I’ve posted here and elsewhere the news that I’m returning to the classroom this year. I’m very excited about this, and have been doing a lot of reflection on my previous experiences, on what I want to change, and on teaching styles in general.

Because of this reflection, whenever I’m in a room with other educators, I’m always reflecting on their comments and actions, as well. One of the things that has come up recently happens to be one of my pet peeves when it comes to educators, so I thought I’d write about it here. I’m writing in response to teachers who decide to remove content from their curriculum based on the fact that they think they don’t know enough about it to teach it.

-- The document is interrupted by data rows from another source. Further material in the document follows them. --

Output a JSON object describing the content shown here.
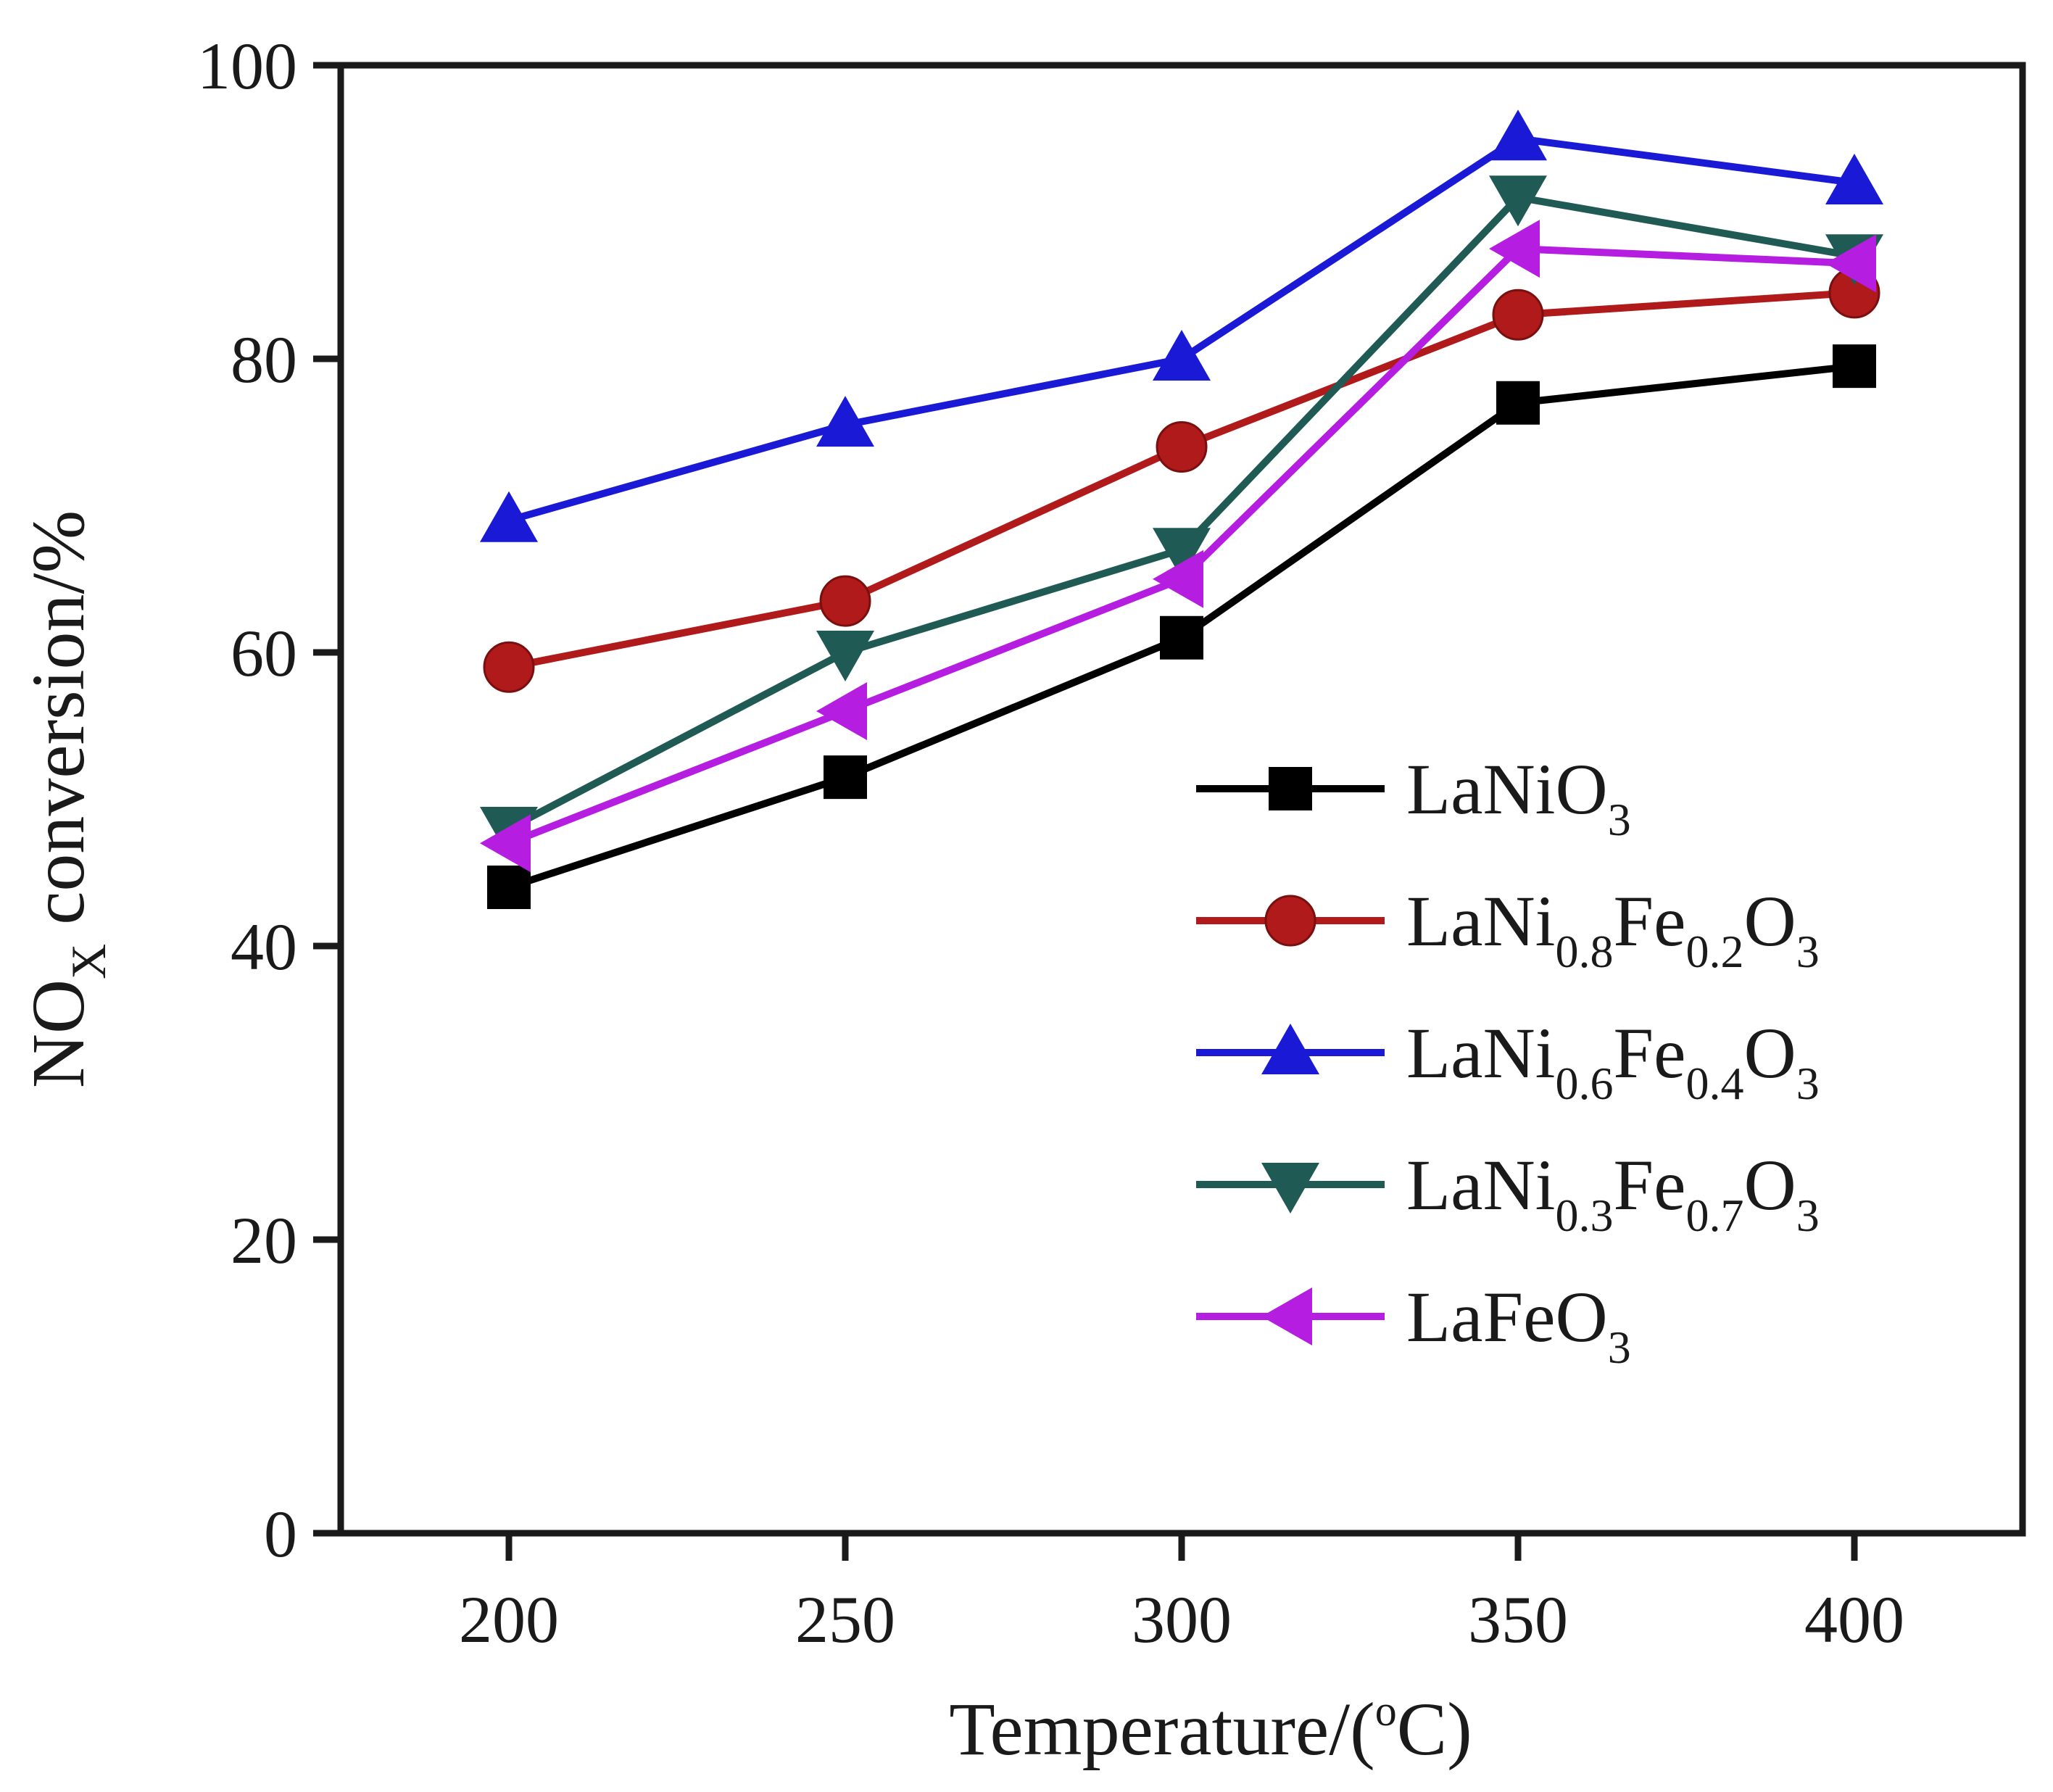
{
  "chart_data": {
    "type": "line",
    "title": "",
    "x": [
      200,
      250,
      300,
      350,
      400
    ],
    "xlim": [
      175,
      425
    ],
    "ylim": [
      0,
      100
    ],
    "xticks": [
      "200",
      "250",
      "300",
      "350",
      "400"
    ],
    "yticks": [
      "0",
      "20",
      "40",
      "60",
      "80",
      "100"
    ],
    "xlabel": {
      "text": "Temperature/(",
      "sup": "o",
      "tail": "C)"
    },
    "ylabel": {
      "text": "NO",
      "sub": "X",
      "tail": " conversion/%"
    },
    "legend_position": "center-right",
    "grid": false,
    "series": [
      {
        "name": "LaNiO3",
        "label_parts": [
          [
            "LaNiO",
            ""
          ],
          [
            "3",
            "sub"
          ]
        ],
        "color": "#000000",
        "marker": "square",
        "values": [
          44,
          51.5,
          61,
          77,
          79.5
        ]
      },
      {
        "name": "LaNi0.8Fe0.2O3",
        "label_parts": [
          [
            "LaNi",
            ""
          ],
          [
            "0.8",
            "sub"
          ],
          [
            "Fe",
            ""
          ],
          [
            "0.2",
            "sub"
          ],
          [
            "O",
            ""
          ],
          [
            "3",
            "sub"
          ]
        ],
        "color": "#b01a1a",
        "marker": "circle",
        "values": [
          59,
          63.5,
          74,
          83,
          84.5
        ]
      },
      {
        "name": "LaNi0.6Fe0.4O3",
        "label_parts": [
          [
            "LaNi",
            ""
          ],
          [
            "0.6",
            "sub"
          ],
          [
            "Fe",
            ""
          ],
          [
            "0.4",
            "sub"
          ],
          [
            "O",
            ""
          ],
          [
            "3",
            "sub"
          ]
        ],
        "color": "#1a1ad6",
        "marker": "triangle-up",
        "values": [
          69,
          75.5,
          80,
          95,
          92
        ]
      },
      {
        "name": "LaNi0.3Fe0.7O3",
        "label_parts": [
          [
            "LaNi",
            ""
          ],
          [
            "0.3",
            "sub"
          ],
          [
            "Fe",
            ""
          ],
          [
            "0.7",
            "sub"
          ],
          [
            "O",
            ""
          ],
          [
            "3",
            "sub"
          ]
        ],
        "color": "#205a55",
        "marker": "triangle-down",
        "values": [
          48,
          60,
          67,
          91,
          87
        ]
      },
      {
        "name": "LaFeO3",
        "label_parts": [
          [
            "LaFeO",
            ""
          ],
          [
            "3",
            "sub"
          ]
        ],
        "color": "#b51ee0",
        "marker": "triangle-left",
        "values": [
          47,
          56,
          65,
          87.5,
          86.5
        ]
      }
    ]
  }
}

Do you have all the answers?

I certainly hope not. How dull would a classroom be that didn’t give students room to discover? How much creativity and how many thinking skills can we kill as educators who want our students to ingest information and regurgitate it at test time? I’ve experienced teachers who were not willing to say “I don’t know” in answer to a student’s question — teachers who would rather not introduce a topic if they themselves know little about it. Why is it that these teachers feel a need to be the single source of information in their classroom? When did we, as a whole, decide that teaching was all about being the expert in the classroom?

Of course, we have to be able to seem as though we know our subject well enough to teach it, but won’t my students learn more from me by witnessing my willingness to reveal my shortcomings? The sciences I teach have vast amounts of information — even genius’ like Einstein would never know all of it. Pretending to know it all makes me an imposter. Won’t my students retain what they learn longer if they have the opportunity to teach me or others in their classroom about what they discover?

If I refuse to let students know the vast amount of information that is out there for them to discover, aren’t I cheating them of opportunities to stretch their own minds and create? Who am I to rob them of the challenge of expanding their own knowledge and exploring the topics that interest them?

My first-day-of-school speech always contains this sentence: “I want you to question everything I tell you”. Great scientists did not come from children who blindly believed everything they were told. They came from those who said “I don’t believe the world is flat” or “I don’t believe Earth is the center of the universe”. My goal as a teacher is to give my students just enough knowledge to run with it. Then I stand back and watch the incredible directions they go. I would never be able to come up with those directions on my own.

Do you have all the answers? . . . Let them run with it!


One response to “Do you have all the answers?

  1. It took me a few years to get over this bad habit. As a new teacher I thought it was bad to show that I didn’t know something because it reflected my inexperience. Now I give extra credit to students for showing me something I didn’t know. I love seeing the pride in a student’s face when they feel like the expert. Plus it makes my job easier as it is hard to keep up with every update on every Web 2.0 tool we use in the classroom. Have a great time back in the classroom!